National agricultural policies aim at national food and energy security. Accordingly, public payments aim to maintain the national production potential and include coupled payments, price supports, import tariffs, and safety nets for national producers in periods of insufficient market incomes and for less favored areas. These efforts lead to high public expenditure on the agricultural sector, periodic agricultural over-production and food losses during storage. Although extension services aim to stimulate efficient production, persisting education levels and slow technological innovation hamper progress. Since national production potentials need to be exploited, public payments for environmental services are limited to pollution hotspots and are reluctantly accepted by producers. National governments define agricultural production standards, although at decreasing levels. Potentially diverging standards impair the flow of information and international trade. National governments also decide on approval and restriction of new technologies and define data protection standards for farmers and consumers.

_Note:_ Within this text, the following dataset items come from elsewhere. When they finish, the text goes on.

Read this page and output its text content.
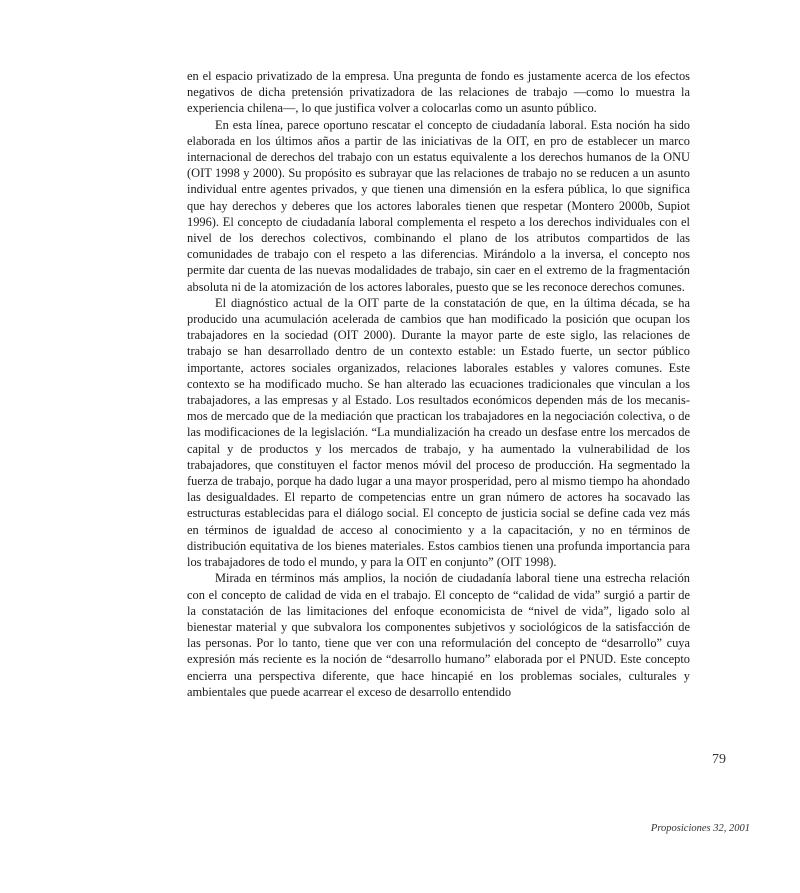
en el espacio privatizado de la empresa. Una pregunta de fondo es justamente acerca de los efectos negativos de dicha pretensión privatizadora de las relaciones de trabajo —como lo muestra la experiencia chilena—, lo que justifica volver a colocarlas como un asunto público.

En esta línea, parece oportuno rescatar el concepto de ciudadanía laboral. Esta noción ha sido elaborada en los últimos años a partir de las iniciativas de la OIT, en pro de establecer un marco internacional de derechos del trabajo con un estatus equivalente a los derechos humanos de la ONU (OIT 1998 y 2000). Su propósito es subrayar que las relaciones de trabajo no se reducen a un asunto individual entre agentes privados, y que tienen una dimensión en la esfera pública, lo que significa que hay derechos y deberes que los actores laborales tienen que respetar (Montero 2000b, Supiot 1996). El concepto de ciudadanía laboral complementa el respeto a los derechos individuales con el nivel de los derechos colectivos, combinando el plano de los atributos compartidos de las comunidades de trabajo con el respeto a las diferencias. Mirándolo a la inversa, el concepto nos permite dar cuenta de las nuevas modalidades de trabajo, sin caer en el extremo de la fragmentación absoluta ni de la atomización de los actores laborales, puesto que se les reconoce derechos comunes.

El diagnóstico actual de la OIT parte de la constatación de que, en la última década, se ha producido una acumulación acelerada de cambios que han modificado la posición que ocupan los trabajadores en la sociedad (OIT 2000). Durante la mayor parte de este siglo, las relaciones de trabajo se han desarrollado dentro de un contexto estable: un Estado fuerte, un sector público importante, actores sociales organizados, relaciones laborales estables y valores comunes. Este contexto se ha modificado mucho. Se han alterado las ecuaciones tradicionales que vinculan a los trabajadores, a las empresas y al Estado. Los resultados económicos dependen más de los mecanismos de mercado que de la mediación que practican los trabajadores en la negociación colectiva, o de las modificaciones de la legislación. “La mundialización ha creado un desfase entre los mercados de capital y de productos y los mercados de trabajo, y ha aumentado la vulnerabilidad de los trabajadores, que constituyen el factor menos móvil del proceso de producción. Ha segmentado la fuerza de trabajo, porque ha dado lugar a una mayor prosperidad, pero al mismo tiempo ha ahondado las desigualdades. El reparto de competencias entre un gran número de actores ha socavado las estructuras establecidas para el diálogo social. El concepto de justicia social se define cada vez más en términos de igualdad de acceso al conocimiento y a la capacitación, y no en términos de distribución equitativa de los bienes materiales. Estos cambios tienen una profunda importancia para los trabajadores de todo el mundo, y para la OIT en conjunto” (OIT 1998).

Mirada en términos más amplios, la noción de ciudadanía laboral tiene una estrecha relación con el concepto de calidad de vida en el trabajo. El concepto de “calidad de vida” surgió a partir de la constatación de las limitaciones del enfoque economicista de “nivel de vida”, ligado solo al bienestar material y que subvalora los componentes subjetivos y sociológicos de la satisfacción de las personas. Por lo tanto, tiene que ver con una reformulación del concepto de “desarrollo” cuya expresión más reciente es la noción de “desarrollo humano” elaborada por el PNUD. Este concepto encierra una perspectiva diferente, que hace hincapié en los problemas sociales, culturales y ambientales que puede acarrear el exceso de desarrollo entendido

79
Proposiciones 32, 2001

4 Technology: Slow agricultural technology development and uptake because of reduced investments and skepticism
Technology development and diffusion are slow because of declining public and private investments in research and development and weak cooperation among sectors and national governments. If available at all, agricultural research and development focuses on productivity and self-sufficiency, whereas resource use efficiency and environmental protection are only secondary concerns. Low cooperation between actors in the agricultural supply chains also hampers the development and successful implementation of new technologies. Furthermore, skepticism about emerging technologies is growing because of uncertain and potentially harmful consequences of technology adoption, and because of data piracy concerns.
5 Environment and natural resources: High pressure on natural resources through high national demand for agricultural commodities and limited coordination and technological progress
Competition for land and the pressure on natural resources increases, which amplifies cross-border environmental conflicts, e.g., in transboundary watersheds or about airborne particulates. These result from the high public priority for domestic food and feed production, decreasing environmental awareness and the insufficient involvement of environmental organizations in public decision-making processes, decreasing cooperation between economic sectors, weak coordination of production processes and slow technological progress. Even though resource depletion and biological and genetic diversity losses are increasing across Europe, societal concern for the environment is decreasing which is reflected in relaxed environmental standards and decreasing interest in the regulation, maintenance and cultural services of the agricultural sector. With respect to invasive species and the spread of diseases, the risk stagnates because of severe trade restrictions. In the case of an outbreak of, e.g., an animal disease, trade restrictions are further tightened.